Pienso en todo ello, y entonces entiendo porque Railowsky es la librería de
mi vida, porque llevamos juntos alguna década y porque espero que sigamos
juntos mucho más tiempo. Quiero ir a su búsqueda (que no encontrarme con
ella), subir los escalones, mirar sus escaparates que ni tan siquiera dan a la
calle (púdicamente), recorrer con la mirada libro a libro lo que muestran
(y lo que intuyo). Atravesar su puerta (porque Railowsky tiene puerta… y
hasta hay que empujarla), y entrar en la librería más pequeña (quizás) que
conozco, y que es pequeña porque es generosa (y comparte su espacio con
una sala de exposiciones). Entonces, miro al fondo y Juan Pedro sigue tras su
mesa (luego todo está bien). Durante años, los libros han compartido su sitio
armónicamente. Los de fotografía nunca pretendieron ocupar el lugar de los
de cine, ni la literatura el de los libros de arte, ni tan siquiera intercambiaron
nunca su lugar. En el centro, nada más entrar, está mi mesa preferida de todas
las mesas que he conocido. En Railowsky siempre encontré aquello que no
buscaba pero que quería tener. ¿No debería ser siempre así? Lentamente, voy
dando vueltas alrededor de ella, acariciando a veces los libros. No es ni tan
siquiera necesario abrirlos (no siempre). Algunos nos esperan. Vuelvo sobre los
estantes, una y otra vez. Uno se lleva unos cuantos libros y se deja algunos
otros, muchos, demasiados.
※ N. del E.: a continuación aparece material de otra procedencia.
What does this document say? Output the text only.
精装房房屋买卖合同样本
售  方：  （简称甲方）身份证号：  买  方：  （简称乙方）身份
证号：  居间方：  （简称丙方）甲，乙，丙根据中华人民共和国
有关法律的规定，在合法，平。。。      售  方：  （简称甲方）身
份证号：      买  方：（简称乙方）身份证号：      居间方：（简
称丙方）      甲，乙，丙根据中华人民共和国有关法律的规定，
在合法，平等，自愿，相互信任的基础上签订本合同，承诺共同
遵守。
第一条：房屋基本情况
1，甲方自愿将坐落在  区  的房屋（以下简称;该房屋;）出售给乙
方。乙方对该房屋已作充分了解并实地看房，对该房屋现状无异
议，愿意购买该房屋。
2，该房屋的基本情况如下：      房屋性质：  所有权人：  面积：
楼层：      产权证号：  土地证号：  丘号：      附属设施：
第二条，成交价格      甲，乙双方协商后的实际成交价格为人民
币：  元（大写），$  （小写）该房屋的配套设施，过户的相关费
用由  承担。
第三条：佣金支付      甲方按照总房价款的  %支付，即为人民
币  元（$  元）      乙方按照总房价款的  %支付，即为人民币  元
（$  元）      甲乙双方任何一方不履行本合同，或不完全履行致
Es siempre así. Sin embargo, aquí, nos queda la
sensación de que volveremos a verlos, que nos esperarán (y quién espera hoy
en día).
Nos dicen que es el fin de las librerías. Comparan los libros con los papiros,
nos hablan de lugares inmateriales con millones de libros, en los que con
apenas unos toques todo estará a nuestro alcance en unos días, ni tan siquiera
muchos. Miles de libros caben en un pequeño cacharro, y no será necesario
tener habitaciones enteras de ellos. ¿Y para qué todo esto? ¿A qué huele una
página web? ¿A qué huele un libro electrónico? (a caucho, podríamos decir,
como aquella loca en Mon oncle, de Tati, sobre las flores de plástico). Dicen
que eso es pura mitomanía, y bueno, sí, los sentidos están en horas bajas.
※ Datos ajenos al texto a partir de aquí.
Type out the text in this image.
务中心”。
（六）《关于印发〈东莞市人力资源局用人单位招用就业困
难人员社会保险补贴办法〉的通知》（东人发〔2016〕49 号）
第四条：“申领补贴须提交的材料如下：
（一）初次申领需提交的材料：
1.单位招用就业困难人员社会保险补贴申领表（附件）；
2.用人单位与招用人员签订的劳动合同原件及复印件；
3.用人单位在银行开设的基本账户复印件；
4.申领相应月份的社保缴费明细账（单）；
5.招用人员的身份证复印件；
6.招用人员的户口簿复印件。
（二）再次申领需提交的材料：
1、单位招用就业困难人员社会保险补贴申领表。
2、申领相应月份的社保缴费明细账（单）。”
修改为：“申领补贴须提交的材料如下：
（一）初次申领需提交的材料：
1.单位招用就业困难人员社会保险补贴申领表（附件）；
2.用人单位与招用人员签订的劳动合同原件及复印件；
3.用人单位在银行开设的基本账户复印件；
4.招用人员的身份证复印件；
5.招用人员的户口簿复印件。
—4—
Hemos descubierto que podemos hacer tantas cosas solos, sin la ayuda ni la
necesidad de nadie, que acabaremos solos.
No, por favor, quedaos con vuestros lugares inmateriales, pero dejadnos
las librerías y los libros. Dejadnos sentir humanos, creer en el azar de los
encuentros, creer en los descubrimientos, en las cosas que no siguen un orden,
en lo que no es fácil, en lo que se puede caer al suelo y volverlo a coger. En lo
que pasa (el tiempo, las hojas, las personas) y en lo que permanece. Dejadnos
Railoswky y todas las librerías que en algún momento soñaron ser libres.